Meski jumlah kasusnya tergolong tinggi, dia mengatakan, tidak semua perkara itu sampai ke meja hijau.

Berdasarkan data yang dihimpun dari Sistem Informasi Penelusuran Perkara (SIPP) Pengadilan Negeri (PN) Kepanjen, tahun ini baru ada 10 perkara yang masuk persidangan.

Sedangkan sepanjang 2023 lalu ada 9 perkara.

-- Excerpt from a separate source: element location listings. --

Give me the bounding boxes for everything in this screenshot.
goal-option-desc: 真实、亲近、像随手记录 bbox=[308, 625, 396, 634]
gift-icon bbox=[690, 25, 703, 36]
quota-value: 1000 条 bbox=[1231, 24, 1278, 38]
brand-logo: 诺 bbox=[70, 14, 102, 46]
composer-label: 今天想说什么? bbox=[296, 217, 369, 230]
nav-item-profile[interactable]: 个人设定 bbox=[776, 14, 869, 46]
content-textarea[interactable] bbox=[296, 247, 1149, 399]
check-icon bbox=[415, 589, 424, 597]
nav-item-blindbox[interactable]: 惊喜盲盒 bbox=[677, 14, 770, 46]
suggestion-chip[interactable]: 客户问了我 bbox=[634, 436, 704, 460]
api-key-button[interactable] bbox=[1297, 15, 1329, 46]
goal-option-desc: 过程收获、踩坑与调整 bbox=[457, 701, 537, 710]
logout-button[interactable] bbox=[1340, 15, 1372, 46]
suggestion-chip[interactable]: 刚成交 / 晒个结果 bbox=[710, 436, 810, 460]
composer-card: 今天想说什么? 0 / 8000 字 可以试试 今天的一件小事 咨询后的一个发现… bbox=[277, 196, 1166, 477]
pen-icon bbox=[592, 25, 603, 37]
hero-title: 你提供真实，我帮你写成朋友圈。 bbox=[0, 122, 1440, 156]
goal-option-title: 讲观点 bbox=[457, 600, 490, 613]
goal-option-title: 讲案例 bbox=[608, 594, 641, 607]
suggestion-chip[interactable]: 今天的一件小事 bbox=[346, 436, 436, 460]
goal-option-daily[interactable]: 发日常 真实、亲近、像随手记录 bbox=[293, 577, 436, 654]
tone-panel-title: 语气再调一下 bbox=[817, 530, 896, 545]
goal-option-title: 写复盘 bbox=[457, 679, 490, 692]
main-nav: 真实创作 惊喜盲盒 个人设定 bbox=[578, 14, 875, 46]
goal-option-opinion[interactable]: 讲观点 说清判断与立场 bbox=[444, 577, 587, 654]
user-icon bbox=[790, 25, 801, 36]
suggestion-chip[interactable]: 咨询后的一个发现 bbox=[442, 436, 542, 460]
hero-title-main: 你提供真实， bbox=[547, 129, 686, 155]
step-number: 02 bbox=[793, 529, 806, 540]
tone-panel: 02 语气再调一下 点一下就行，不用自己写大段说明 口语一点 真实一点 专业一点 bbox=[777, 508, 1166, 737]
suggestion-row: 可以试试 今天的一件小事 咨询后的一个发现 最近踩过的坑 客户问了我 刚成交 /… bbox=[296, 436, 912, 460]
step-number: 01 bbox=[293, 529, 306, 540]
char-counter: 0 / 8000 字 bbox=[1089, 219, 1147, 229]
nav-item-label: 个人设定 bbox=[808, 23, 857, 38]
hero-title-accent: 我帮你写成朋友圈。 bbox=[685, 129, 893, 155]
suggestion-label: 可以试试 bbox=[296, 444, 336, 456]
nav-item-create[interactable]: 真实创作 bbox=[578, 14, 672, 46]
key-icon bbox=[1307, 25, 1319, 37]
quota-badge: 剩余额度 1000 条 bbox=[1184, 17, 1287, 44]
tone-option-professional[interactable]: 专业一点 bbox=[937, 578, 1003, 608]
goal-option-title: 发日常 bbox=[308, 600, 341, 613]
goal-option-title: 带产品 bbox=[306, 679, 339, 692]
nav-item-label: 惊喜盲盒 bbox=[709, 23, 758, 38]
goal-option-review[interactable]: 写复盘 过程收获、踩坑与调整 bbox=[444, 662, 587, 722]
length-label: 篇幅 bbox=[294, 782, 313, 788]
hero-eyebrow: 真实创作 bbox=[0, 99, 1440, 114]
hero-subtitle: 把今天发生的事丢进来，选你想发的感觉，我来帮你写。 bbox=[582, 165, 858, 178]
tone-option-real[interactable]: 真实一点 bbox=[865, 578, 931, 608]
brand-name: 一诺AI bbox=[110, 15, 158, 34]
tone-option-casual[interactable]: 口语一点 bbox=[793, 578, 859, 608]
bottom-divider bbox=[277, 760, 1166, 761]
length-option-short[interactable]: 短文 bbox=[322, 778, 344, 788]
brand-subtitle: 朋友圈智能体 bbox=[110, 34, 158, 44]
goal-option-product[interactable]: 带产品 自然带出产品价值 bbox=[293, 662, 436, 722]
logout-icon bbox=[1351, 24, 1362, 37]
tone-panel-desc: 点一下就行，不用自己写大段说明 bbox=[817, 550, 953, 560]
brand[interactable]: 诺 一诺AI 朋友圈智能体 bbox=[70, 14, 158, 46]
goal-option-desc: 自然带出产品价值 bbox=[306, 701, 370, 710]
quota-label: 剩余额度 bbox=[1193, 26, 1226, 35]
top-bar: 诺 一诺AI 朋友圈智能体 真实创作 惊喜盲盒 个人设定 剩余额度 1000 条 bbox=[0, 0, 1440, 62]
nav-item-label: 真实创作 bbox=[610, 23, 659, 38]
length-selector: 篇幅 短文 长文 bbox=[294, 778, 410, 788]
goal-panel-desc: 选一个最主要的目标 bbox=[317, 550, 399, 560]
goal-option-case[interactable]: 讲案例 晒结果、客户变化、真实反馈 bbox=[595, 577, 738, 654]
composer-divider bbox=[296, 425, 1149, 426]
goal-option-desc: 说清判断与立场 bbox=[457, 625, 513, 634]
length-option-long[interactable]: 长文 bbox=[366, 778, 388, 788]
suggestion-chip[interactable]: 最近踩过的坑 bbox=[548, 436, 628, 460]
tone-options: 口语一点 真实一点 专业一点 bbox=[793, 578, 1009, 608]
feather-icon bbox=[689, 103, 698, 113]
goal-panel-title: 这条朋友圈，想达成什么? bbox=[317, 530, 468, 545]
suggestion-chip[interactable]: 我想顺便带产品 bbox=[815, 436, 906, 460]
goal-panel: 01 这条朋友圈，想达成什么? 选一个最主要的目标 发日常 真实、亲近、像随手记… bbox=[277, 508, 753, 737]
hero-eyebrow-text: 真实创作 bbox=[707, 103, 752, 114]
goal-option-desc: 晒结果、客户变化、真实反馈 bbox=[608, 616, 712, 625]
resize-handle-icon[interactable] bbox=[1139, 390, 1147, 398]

Kanit PPA Satreskrim Polres Malang Aiptu Erlehana mengatakan, banyak perkara yang laporannya tidak dilanjutkan.

“Memang banyak yang sekadar melapor, tapi dicabut lagi karena tujuan laporannya hanya untuk memberi efek jera. Korban berharap pelaku tidak mengulangi perbuatannya lagi,” terang dia.

Selain itu, dia mengatakan, penanganan kasus KDRT harus mendahulukan perdamaian antar kedua pihak.

Sebab, hal-hal seperti status pernikahan dan tumbuh kembang anak menjadi pertimbangan utama mereka berdamai.

Jika sampai penjatuhan vonis hakim, tidak menutup kemungkinan akan jatuh pula perceraian.

“Jika sudah sampai sidang di PN, itu pasti ujungnya cerai. Karena didamaikan pun sudah tidak ada titik temu,” imbuh dia.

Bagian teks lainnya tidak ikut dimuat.